Fragments of satellite images form a partially reconstructed aerial view of the valley floor. One is able to break the larger composite image apart, and is free to rearrange or separate the individual nuclear sites from one another. In this way, the viewer is challenged to make sense of the scale of what happened, and to confront the malleability and authority of data as it relates to memory, war, reconciliation, and place. Through this aspect of viewer participation, one is conceptually involved in reclaiming this contested landscape and in effectively dismantling what Susan Sontag calls, ‘the aggregate image of war’—by confronting the scale of ‘war’s murderousness.’ (Sontag, S. Regarding the Pain of Others, 2003)
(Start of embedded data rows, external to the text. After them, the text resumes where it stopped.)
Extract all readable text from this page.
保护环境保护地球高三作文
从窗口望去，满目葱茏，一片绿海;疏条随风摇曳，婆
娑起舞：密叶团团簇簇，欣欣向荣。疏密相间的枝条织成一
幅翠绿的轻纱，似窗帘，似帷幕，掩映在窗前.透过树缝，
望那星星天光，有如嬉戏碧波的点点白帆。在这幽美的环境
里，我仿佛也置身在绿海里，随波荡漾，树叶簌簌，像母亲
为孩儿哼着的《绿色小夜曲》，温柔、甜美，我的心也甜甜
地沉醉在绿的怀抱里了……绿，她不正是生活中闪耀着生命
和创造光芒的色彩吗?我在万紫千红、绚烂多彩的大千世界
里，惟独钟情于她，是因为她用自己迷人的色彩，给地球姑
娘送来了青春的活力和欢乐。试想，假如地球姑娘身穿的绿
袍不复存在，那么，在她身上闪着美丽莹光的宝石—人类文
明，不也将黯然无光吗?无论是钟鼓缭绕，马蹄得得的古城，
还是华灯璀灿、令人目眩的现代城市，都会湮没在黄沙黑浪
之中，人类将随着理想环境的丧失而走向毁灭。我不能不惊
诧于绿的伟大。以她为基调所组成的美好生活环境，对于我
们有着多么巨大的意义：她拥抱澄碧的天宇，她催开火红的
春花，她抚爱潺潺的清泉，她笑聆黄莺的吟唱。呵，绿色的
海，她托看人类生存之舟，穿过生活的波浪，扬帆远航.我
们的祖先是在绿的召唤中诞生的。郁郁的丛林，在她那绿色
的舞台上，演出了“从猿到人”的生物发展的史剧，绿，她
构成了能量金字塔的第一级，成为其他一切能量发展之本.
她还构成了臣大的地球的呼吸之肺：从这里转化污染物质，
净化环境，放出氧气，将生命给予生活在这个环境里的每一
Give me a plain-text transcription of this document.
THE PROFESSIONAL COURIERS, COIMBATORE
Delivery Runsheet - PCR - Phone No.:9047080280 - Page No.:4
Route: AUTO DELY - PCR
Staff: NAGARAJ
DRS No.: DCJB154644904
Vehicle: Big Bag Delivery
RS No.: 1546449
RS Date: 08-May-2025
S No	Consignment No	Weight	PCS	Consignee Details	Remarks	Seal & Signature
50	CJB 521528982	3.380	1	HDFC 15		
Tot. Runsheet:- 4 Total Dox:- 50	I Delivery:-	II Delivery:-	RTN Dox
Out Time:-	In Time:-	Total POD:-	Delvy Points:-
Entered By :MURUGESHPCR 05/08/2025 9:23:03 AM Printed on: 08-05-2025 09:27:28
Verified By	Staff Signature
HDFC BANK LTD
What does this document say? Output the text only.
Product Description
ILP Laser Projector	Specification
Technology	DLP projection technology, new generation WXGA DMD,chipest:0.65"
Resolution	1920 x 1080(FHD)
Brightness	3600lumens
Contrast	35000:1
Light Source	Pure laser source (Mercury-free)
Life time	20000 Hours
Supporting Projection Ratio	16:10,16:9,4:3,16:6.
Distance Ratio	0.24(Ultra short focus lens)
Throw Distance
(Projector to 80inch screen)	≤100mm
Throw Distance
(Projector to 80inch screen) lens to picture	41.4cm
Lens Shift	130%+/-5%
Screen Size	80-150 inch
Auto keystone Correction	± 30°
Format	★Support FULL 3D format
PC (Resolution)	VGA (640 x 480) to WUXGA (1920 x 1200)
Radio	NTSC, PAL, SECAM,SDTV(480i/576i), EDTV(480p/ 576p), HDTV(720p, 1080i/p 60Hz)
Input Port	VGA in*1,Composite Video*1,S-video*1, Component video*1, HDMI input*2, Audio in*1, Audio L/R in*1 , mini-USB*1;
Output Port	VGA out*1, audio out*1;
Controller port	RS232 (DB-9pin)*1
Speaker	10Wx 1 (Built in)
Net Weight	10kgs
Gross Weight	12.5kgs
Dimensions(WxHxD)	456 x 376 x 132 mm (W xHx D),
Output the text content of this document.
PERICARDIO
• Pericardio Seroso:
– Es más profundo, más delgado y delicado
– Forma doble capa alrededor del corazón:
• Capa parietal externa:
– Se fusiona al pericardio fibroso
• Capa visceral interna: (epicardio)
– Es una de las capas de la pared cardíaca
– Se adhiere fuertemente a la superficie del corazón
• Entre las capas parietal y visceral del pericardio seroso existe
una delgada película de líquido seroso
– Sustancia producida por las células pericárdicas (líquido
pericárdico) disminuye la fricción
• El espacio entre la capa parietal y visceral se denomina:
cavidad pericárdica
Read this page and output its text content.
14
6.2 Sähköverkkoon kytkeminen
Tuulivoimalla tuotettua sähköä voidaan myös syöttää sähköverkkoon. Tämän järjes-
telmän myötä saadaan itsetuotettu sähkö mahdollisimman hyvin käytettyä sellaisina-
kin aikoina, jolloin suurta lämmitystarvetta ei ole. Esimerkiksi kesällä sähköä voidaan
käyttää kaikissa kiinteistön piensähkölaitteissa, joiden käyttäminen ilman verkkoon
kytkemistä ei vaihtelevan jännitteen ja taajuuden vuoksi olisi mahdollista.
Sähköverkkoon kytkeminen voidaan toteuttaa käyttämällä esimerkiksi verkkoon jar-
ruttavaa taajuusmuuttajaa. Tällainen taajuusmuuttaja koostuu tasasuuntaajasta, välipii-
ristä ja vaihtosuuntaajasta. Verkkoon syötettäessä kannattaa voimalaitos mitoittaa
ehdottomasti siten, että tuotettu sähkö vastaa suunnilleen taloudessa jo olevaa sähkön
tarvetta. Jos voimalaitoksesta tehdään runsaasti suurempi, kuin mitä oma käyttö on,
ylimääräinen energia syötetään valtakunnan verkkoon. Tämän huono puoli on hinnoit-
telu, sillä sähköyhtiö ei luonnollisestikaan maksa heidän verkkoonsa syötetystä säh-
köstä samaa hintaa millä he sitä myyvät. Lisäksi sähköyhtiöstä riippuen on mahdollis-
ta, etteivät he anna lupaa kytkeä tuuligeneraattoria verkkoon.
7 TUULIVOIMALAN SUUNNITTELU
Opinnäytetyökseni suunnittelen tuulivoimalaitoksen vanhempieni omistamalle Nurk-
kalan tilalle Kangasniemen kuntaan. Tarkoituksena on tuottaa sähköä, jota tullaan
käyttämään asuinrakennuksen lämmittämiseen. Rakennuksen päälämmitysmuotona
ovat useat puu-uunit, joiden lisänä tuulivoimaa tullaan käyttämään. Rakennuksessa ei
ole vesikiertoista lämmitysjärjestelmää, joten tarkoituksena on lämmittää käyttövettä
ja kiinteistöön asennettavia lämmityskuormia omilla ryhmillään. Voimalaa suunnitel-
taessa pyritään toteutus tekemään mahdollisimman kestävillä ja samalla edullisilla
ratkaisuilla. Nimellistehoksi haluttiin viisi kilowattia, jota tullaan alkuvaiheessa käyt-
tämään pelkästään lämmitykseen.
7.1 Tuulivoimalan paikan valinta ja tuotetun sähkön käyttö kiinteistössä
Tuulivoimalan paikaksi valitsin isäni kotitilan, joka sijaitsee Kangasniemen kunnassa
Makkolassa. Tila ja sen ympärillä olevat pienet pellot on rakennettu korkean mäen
I explore the theme of the nomadism perhaps most traditionally through a focus on non-linear experiences of place, geography, and interpretation. I am interested in generating and collecting data that represents the marginal, or which points to the periphery and claims it as significant. I am drawn to programmes and methods as much as I am to what is random and unpredictable. This is an important aspect to my practice: to trust in artistic research and to be open to the unknown.